You might have certain earnings that are excluded from your taxable wages before Social Security deductions are calculated. For example, if you participate in your employer’s group health insurance program, you may choose to have your premiums deducted prior to the calculation. Your contributions to a dependent care assistance program typically are not considered taxable wages for Social Security, either.
If your employer requires you to account for your expenditures, allowances or per diems issued to you to cover your business expenses are not taxable income. An employer who has a nonaccountable plan includes those payments as taxable wages for income tax, Medicare and, if you have not yet reached your annual limit, taxed Social Security earnings. Reimbursements for moving expenses and tuition assistance usually are not included as taxable wages for Social Security purposes.
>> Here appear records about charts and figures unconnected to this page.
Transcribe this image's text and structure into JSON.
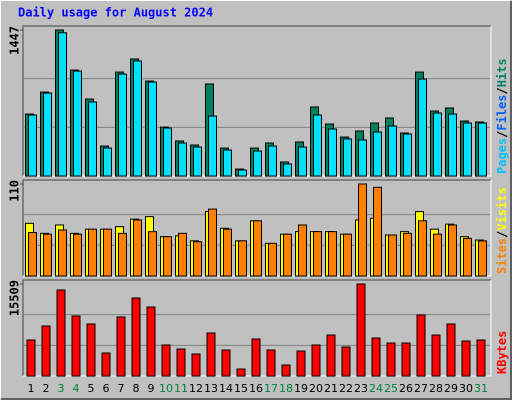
{
  "chart_data": [
    {
      "type": "bar",
      "title": "Daily usage for August 2024",
      "ylim": [
        0,
        1447
      ],
      "yticks": [
        1447
      ],
      "grid_fractions": true,
      "legend": [
        {
          "name": "Pages",
          "color": "#00c0ff"
        },
        {
          "name": "Files",
          "color": "#0060ff"
        },
        {
          "name": "Hits",
          "color": "#008060"
        }
      ],
      "legend_separator": "/",
      "series": [
        {
          "color": "#008060",
          "values": [
            614,
            832,
            1447,
            1050,
            763,
            297,
            1030,
            1160,
            941,
            485,
            347,
            307,
            912,
            277,
            69,
            277,
            327,
            139,
            337,
            684,
            515,
            386,
            446,
            525,
            575,
            426,
            1030,
            644,
            674,
            545,
            535
          ]
        },
        {
          "color": "#00e0ff",
          "values": [
            604,
            822,
            1420,
            1040,
            733,
            277,
            1010,
            1140,
            931,
            475,
            327,
            287,
            594,
            257,
            59,
            248,
            297,
            119,
            287,
            604,
            466,
            367,
            357,
            436,
            495,
            416,
            961,
            624,
            614,
            525,
            525
          ]
        }
      ]
    },
    {
      "type": "bar",
      "ylim": [
        0,
        110
      ],
      "yticks": [
        110
      ],
      "grid_fractions": true,
      "legend": [
        {
          "name": "Sites",
          "color": "#ff8000"
        },
        {
          "name": "Visits",
          "color": "#ffff00"
        }
      ],
      "legend_separator": "/",
      "series": [
        {
          "color": "#ffff00",
          "values": [
            63,
            51,
            61,
            51,
            56,
            56,
            59,
            68,
            71,
            47,
            48,
            42,
            77,
            57,
            42,
            66,
            39,
            50,
            53,
            53,
            53,
            50,
            67,
            69,
            49,
            53,
            77,
            56,
            62,
            47,
            43
          ]
        },
        {
          "color": "#ff8000",
          "values": [
            52,
            50,
            55,
            50,
            56,
            56,
            51,
            67,
            53,
            47,
            51,
            41,
            80,
            56,
            42,
            66,
            39,
            50,
            61,
            53,
            53,
            50,
            110,
            106,
            49,
            51,
            66,
            50,
            61,
            45,
            42
          ]
        }
      ]
    },
    {
      "type": "bar",
      "ylim": [
        0,
        15509
      ],
      "yticks": [
        15509
      ],
      "grid_fractions": true,
      "legend": [
        {
          "name": "KBytes",
          "color": "#ff0000"
        }
      ],
      "series": [
        {
          "color": "#ff0000",
          "values": [
            6070,
            8430,
            14500,
            10120,
            8770,
            3880,
            9950,
            13150,
            11630,
            5230,
            4550,
            3710,
            7250,
            4380,
            1180,
            6240,
            4380,
            1850,
            4210,
            5230,
            6910,
            4890,
            15509,
            6410,
            5560,
            5560,
            10290,
            6910,
            8770,
            5900,
            6070
          ]
        }
      ],
      "categories": [
        "1",
        "2",
        "3",
        "4",
        "5",
        "6",
        "7",
        "8",
        "9",
        "10",
        "11",
        "12",
        "13",
        "14",
        "15",
        "16",
        "17",
        "18",
        "19",
        "20",
        "21",
        "22",
        "23",
        "24",
        "25",
        "26",
        "27",
        "28",
        "29",
        "30",
        "31"
      ],
      "category_colors": [
        "#000000",
        "#000000",
        "#008040",
        "#008040",
        "#000000",
        "#000000",
        "#000000",
        "#000000",
        "#000000",
        "#008040",
        "#008040",
        "#000000",
        "#000000",
        "#000000",
        "#000000",
        "#000000",
        "#008040",
        "#008040",
        "#000000",
        "#000000",
        "#000000",
        "#000000",
        "#000000",
        "#008040",
        "#008040",
        "#000000",
        "#000000",
        "#000000",
        "#000000",
        "#000000",
        "#008040"
      ]
    }
  ]
}
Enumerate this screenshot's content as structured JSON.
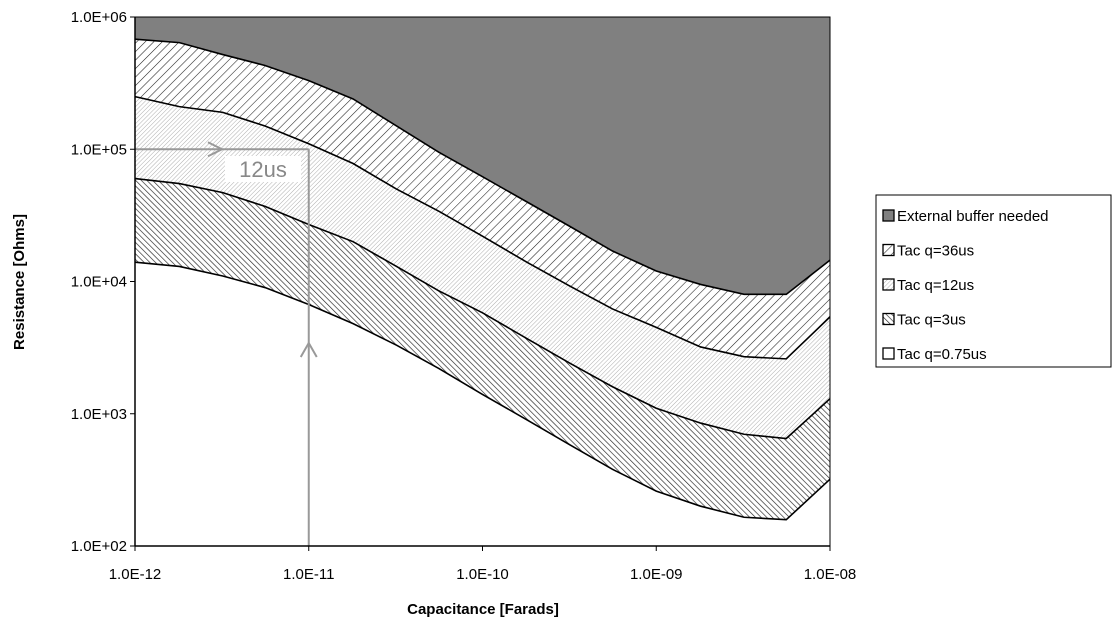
{
  "chart_data": {
    "type": "area",
    "xlabel": "Capacitance [Farads]",
    "ylabel": "Resistance [Ohms]",
    "xscale": "log",
    "yscale": "log",
    "xlim": [
      1e-12,
      1e-08
    ],
    "ylim": [
      100,
      1000000
    ],
    "x_ticks": [
      "1.0E-12",
      "1.0E-11",
      "1.0E-10",
      "1.0E-09",
      "1.0E-08"
    ],
    "y_ticks": [
      "1.0E+06",
      "1.0E+05",
      "1.0E+04",
      "1.0E+03",
      "1.0E+02"
    ],
    "grid": false,
    "legend_position": "right",
    "x": [
      1e-12,
      1.8e-12,
      3.2e-12,
      5.6e-12,
      1e-11,
      1.8e-11,
      3.2e-11,
      5.6e-11,
      1e-10,
      1.8e-10,
      3.2e-10,
      5.6e-10,
      1e-09,
      1.8e-09,
      3.2e-09,
      5.6e-09,
      1e-08
    ],
    "series": [
      {
        "name": "Tac q=0.75us",
        "fill": "#ffffff",
        "values": [
          14000,
          13000,
          11000,
          9000,
          6700,
          4800,
          3300,
          2200,
          1400,
          900,
          580,
          380,
          260,
          200,
          165,
          158,
          320
        ]
      },
      {
        "name": "Tac q=3us",
        "fill": "hatch-dense",
        "values": [
          60000,
          55000,
          47000,
          37000,
          27000,
          20000,
          13000,
          8500,
          5800,
          3700,
          2400,
          1600,
          1100,
          850,
          700,
          650,
          1300
        ]
      },
      {
        "name": "Tac q=12us",
        "fill": "hatch-fine",
        "values": [
          250000,
          210000,
          190000,
          150000,
          110000,
          78000,
          50000,
          34000,
          22000,
          14000,
          9200,
          6200,
          4500,
          3200,
          2700,
          2600,
          5400
        ]
      },
      {
        "name": "Tac q=36us",
        "fill": "hatch-wide",
        "values": [
          680000,
          640000,
          520000,
          430000,
          330000,
          240000,
          150000,
          95000,
          62000,
          40000,
          26000,
          17000,
          12000,
          9500,
          8000,
          8000,
          14500
        ]
      },
      {
        "name": "External buffer needed",
        "fill": "#808080",
        "values": [
          1000000,
          1000000,
          1000000,
          1000000,
          1000000,
          1000000,
          1000000,
          1000000,
          1000000,
          1000000,
          1000000,
          1000000,
          1000000,
          1000000,
          1000000,
          1000000,
          1000000
        ]
      }
    ],
    "annotation": {
      "text": "12us",
      "vertical_line_x": 1e-11,
      "horizontal_line_y": 100000,
      "color": "#999999"
    }
  },
  "legend": {
    "items": [
      {
        "label": "External buffer needed",
        "fill": "#808080"
      },
      {
        "label": "Tac q=36us",
        "fill": "hatch-wide"
      },
      {
        "label": "Tac q=12us",
        "fill": "hatch-fine"
      },
      {
        "label": "Tac q=3us",
        "fill": "hatch-dense"
      },
      {
        "label": "Tac q=0.75us",
        "fill": "#ffffff"
      }
    ]
  }
}
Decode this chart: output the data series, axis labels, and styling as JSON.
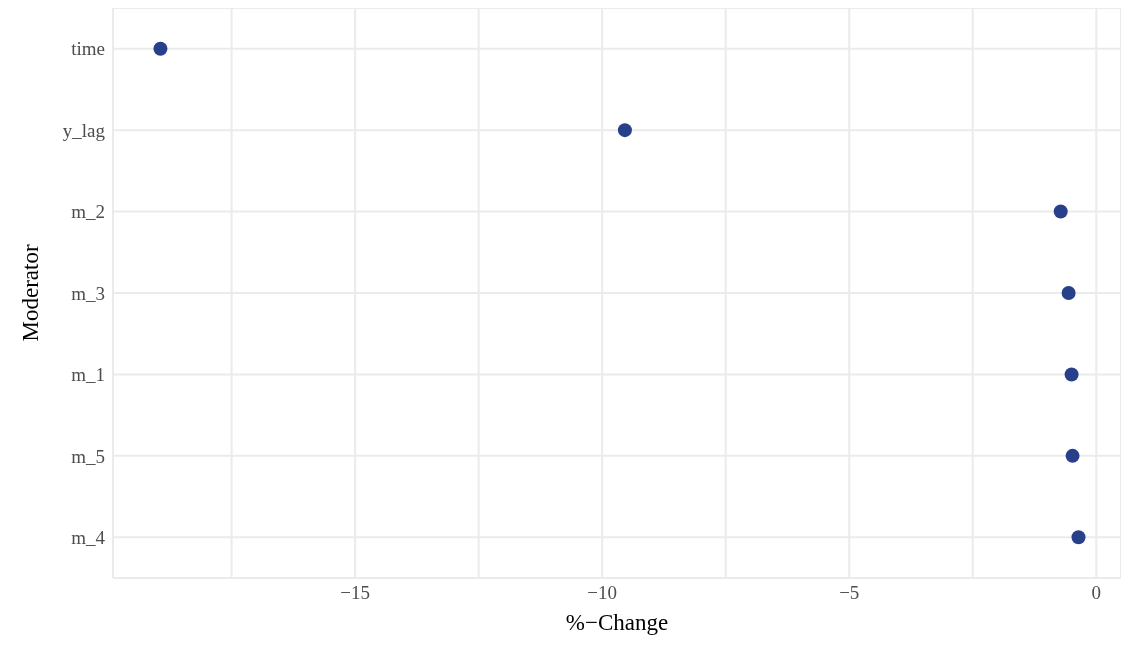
{
  "chart_data": {
    "type": "scatter",
    "orientation": "horizontal",
    "xlabel": "%−Change",
    "ylabel": "Moderator",
    "categories": [
      "time",
      "y_lag",
      "m_2",
      "m_3",
      "m_1",
      "m_5",
      "m_4"
    ],
    "values": [
      -18.94,
      -9.54,
      -0.72,
      -0.56,
      -0.5,
      -0.48,
      -0.36
    ],
    "color": "#283f8a",
    "marker": "circle",
    "grid": true,
    "legend": false,
    "xlim": [
      -19.9,
      0.5
    ],
    "xticks": [
      {
        "value": -17.5,
        "label": null
      },
      -15,
      {
        "value": -12.5,
        "label": null
      },
      -10,
      {
        "value": -7.5,
        "label": null
      },
      -5,
      {
        "value": -2.5,
        "label": null
      },
      0
    ]
  }
}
Certain employees may have earnings that are not taxable wages for Social Security. For example, children who work for their parents are exempt from Social Security until they turn 18; the age is 21 if the child is performing a domestic service. Wages paid to temporary emergency workers typically are not taxable wages for Social Security. Payments to partners in a business or statutory non-employees, such as some real estate agents, are not considered taxable wages.
Exceptions for Other Taxes
Earnings may not be taxable wages for Social Security, but they may be taxable wages for income tax or Medicare purposes. For example, the annual limit for Social Security wages does not apply to Medicare; all non-exempt payments you receive are subject to Medicare tax. Employer-paid adoption assistance is excluded from income tax, but not from Social Security and Medicare.
2018 Taxes and Earnings Caps
Wages beyond a certain amount each calendar year are excluded from Social Security tax. Starting in 2018, the amount of your earnings subject to Social Security tax increases to $128,400. Once you reach that limit, your earnings are no longer subject to Social Security withholding. You will, however, continue to pay the Medicare tax.
2017 Taxes and Earnings Caps
If you're still filing your 2017 taxes, you'll see $127,200 in taxable Social Security wages for that tax year. Any amount over that is subject only to the Medicare tax.